Norwich set for new 600-space car park as part of vision for city centre
David Lock Associates
A vision for the future of a key part of Norwich can be revealed today, with councillors due to give the go-ahead for the first work to breathe new life into the area.
And attempts to revitalise the historic King Street area of the city centre will be kick-started through the building of a new 600-space multi-storey car park, which Norwich City Council leaders are expected to agree tomorrow. Meanwhile, that initial investment could be followed by:
Up to 300 new homes, including almost a hundred at St Anne’s Wharf - a site which has long stood undeveloped
A new primary school in Garden Street
A revamp to the outside of Normandie Tower
New footpaths, cycle ways and road crossings
An interpretative trail around the City Walls
New offices and business units.
It is hoped that tomorrow’s publication of a blueprint setting out a vision for the south city centre, coupled with the council’s own commitment to get the shovel in the ground, could act as a catalyst to encourage more investment in an area which the council’s leader acknowledges has been neglected in the past.
The blueprint was drawn up after more than a year’s worth of work which included public exhibitions and workshops, asking the public and local businesses what they would like to see happen in the area around King Street.
The city council’s cabinet will meet tomorrow afternoon to publish the vision and investment plan for the area. The council and the Homes and Communities Agency (HCA) had asked people to help plan for the future of the area between the River Wensum, Ber Street and Rose Lane.
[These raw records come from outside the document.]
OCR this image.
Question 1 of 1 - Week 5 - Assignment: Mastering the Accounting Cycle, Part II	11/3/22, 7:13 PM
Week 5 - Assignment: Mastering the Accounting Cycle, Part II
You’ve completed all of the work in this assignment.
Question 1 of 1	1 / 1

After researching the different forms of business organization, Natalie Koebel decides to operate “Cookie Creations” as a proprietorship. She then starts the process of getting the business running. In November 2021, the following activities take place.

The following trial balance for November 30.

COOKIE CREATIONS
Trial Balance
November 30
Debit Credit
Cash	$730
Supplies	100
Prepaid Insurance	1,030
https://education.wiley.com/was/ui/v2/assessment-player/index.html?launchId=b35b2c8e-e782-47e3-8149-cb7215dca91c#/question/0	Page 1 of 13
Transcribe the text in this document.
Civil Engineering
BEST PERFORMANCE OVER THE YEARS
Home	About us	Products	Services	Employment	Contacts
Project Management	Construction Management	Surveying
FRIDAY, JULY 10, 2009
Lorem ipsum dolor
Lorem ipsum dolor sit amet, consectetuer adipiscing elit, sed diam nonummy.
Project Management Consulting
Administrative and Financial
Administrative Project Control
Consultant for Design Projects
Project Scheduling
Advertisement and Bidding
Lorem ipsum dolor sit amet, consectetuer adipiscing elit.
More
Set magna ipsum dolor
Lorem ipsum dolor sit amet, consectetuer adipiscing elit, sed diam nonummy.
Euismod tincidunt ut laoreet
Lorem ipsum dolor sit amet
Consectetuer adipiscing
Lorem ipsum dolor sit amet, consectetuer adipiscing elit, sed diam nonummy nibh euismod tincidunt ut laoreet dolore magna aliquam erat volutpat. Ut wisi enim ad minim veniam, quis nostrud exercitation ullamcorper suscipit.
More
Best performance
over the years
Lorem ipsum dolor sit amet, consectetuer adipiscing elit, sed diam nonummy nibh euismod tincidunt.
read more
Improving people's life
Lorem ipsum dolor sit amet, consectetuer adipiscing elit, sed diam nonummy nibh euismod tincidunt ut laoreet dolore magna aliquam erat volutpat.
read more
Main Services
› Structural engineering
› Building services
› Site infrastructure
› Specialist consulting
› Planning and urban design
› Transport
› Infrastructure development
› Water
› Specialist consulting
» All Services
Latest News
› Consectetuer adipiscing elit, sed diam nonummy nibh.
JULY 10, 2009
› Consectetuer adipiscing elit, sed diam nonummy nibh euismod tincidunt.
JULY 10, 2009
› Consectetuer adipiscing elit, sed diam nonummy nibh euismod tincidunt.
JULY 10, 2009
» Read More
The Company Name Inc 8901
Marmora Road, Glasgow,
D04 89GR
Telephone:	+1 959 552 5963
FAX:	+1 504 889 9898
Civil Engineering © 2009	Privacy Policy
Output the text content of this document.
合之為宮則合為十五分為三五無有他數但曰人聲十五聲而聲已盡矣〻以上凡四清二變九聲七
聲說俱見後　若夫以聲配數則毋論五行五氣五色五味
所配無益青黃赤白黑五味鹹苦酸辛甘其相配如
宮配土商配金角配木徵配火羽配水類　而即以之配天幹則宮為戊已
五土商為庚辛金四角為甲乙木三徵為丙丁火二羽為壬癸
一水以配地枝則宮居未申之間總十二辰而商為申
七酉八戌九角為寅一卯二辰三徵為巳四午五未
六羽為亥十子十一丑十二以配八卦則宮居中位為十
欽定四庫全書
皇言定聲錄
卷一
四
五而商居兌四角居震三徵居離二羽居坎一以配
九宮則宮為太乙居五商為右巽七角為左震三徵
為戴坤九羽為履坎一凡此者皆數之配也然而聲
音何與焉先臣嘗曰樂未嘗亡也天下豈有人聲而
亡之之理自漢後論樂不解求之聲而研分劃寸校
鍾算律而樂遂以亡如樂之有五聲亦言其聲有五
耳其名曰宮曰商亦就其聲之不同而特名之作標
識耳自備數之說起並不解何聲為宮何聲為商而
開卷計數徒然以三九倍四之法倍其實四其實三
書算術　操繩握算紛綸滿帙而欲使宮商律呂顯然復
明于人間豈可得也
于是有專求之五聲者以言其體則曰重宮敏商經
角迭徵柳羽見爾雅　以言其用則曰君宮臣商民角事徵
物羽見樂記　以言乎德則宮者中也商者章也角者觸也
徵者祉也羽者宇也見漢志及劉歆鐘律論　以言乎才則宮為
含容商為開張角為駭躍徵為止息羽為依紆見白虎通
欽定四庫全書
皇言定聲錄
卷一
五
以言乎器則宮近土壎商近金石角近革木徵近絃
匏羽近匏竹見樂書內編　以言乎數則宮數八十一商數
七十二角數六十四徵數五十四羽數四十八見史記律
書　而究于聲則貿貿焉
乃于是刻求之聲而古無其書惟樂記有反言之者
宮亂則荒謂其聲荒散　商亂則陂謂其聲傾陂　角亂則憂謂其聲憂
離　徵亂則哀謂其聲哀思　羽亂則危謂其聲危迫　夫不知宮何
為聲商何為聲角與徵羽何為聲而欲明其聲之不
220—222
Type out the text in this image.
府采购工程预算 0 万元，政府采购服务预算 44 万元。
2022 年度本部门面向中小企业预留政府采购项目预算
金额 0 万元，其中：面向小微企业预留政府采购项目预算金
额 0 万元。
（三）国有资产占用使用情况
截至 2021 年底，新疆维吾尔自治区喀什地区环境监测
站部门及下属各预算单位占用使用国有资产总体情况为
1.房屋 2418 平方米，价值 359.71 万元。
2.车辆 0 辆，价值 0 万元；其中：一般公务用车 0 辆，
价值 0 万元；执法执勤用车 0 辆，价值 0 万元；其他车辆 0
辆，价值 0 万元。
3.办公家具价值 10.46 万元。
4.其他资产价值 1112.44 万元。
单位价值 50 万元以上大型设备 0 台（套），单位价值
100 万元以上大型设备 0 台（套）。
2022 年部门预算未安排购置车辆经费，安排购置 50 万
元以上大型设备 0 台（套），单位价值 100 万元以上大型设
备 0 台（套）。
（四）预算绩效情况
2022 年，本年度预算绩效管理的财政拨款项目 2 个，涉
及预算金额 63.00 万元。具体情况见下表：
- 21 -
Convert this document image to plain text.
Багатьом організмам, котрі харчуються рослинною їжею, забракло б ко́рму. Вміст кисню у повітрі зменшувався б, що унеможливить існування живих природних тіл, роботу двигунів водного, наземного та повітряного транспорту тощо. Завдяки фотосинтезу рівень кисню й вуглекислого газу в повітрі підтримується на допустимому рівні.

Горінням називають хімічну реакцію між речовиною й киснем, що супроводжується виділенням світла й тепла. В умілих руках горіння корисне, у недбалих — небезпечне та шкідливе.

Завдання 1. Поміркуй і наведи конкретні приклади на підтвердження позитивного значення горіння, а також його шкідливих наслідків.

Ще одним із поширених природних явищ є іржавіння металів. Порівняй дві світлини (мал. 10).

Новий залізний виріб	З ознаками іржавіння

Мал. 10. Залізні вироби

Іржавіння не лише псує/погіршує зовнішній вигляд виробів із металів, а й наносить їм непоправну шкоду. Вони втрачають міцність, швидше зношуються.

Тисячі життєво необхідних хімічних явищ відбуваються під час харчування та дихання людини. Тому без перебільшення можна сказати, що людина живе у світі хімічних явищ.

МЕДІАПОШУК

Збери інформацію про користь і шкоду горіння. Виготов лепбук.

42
A series of open days and workshops have taken place in the area, with a project team, led by David Lock Associates, tasked with drawing up the vision and investment plan for the south city centre area.
While some of the key sites, including St Anne’s Wharf are owned by private companies, council leaders are hoping to attract “significant investment” in housing.
They also hope economic regeneration of the area will be a boost for existing businesses and to attract new employers, providing new jobs.
One part of the area which is owned by the city council is the former Rose Lane car park in Mountergate West, a stone’s throw from the St Anne’s Wharf area.
The council’s cabinet will be asked to agree to prepare a business case for the new multi-storey car park there and to work with the HCA to bring forward proposals for between 50 to 70 homes on the site.
There could also be between 6,000 square metres and 15,000 square metres of floorspace for businesses.
Brenda Arthur, leader of Norwich City Council, said she hoped that the council’s commitment to invest in the area would act as a catalyst for other developers to set their sights on that part of the city.
She said: “It’s a part of the city which has not had the focus on it that it perhaps should have in the past. I think we feel that if the council can put its money where its mouth is that will encourage others to do likewise.
“It’s really good that we have given people the opportunity to say what they want. The message was that people wanted a mixture of business and housing.”
A report, which will come before the council’s cabinet at City Hall this afternoon, describes St Anne’s Wharf as “the most pivotal” in terms of the regeneration.
More than 400 homes were supposed to be built on the site, but the plan stalled after owners City Living went into administration in 2010.
The site is now owned by Dunbar bank, which is looking to sell it, and the council is keen to join forces with any potential developer to provide affordable homes there.
The vision document suggests up to 94 homes on the site, along with commercial units which could become cafes, restaurants, offices, studios and small shops.
Norfolk County Council has expressed an interest in building a new primary school in Garden Street, but the blueprint says the site also has potential for some 70 townhouses.
The blueprint also suggested a revamp of the outside of Normandie Tower and the possibility of new homes in Argyle Street, although the report to cabinet states that those areas might not be viable in the current economic climate.
Other suggestions in the plan include new footpaths and crossings, including in Rouen Road and an interpretative trail along the route of the City Walls.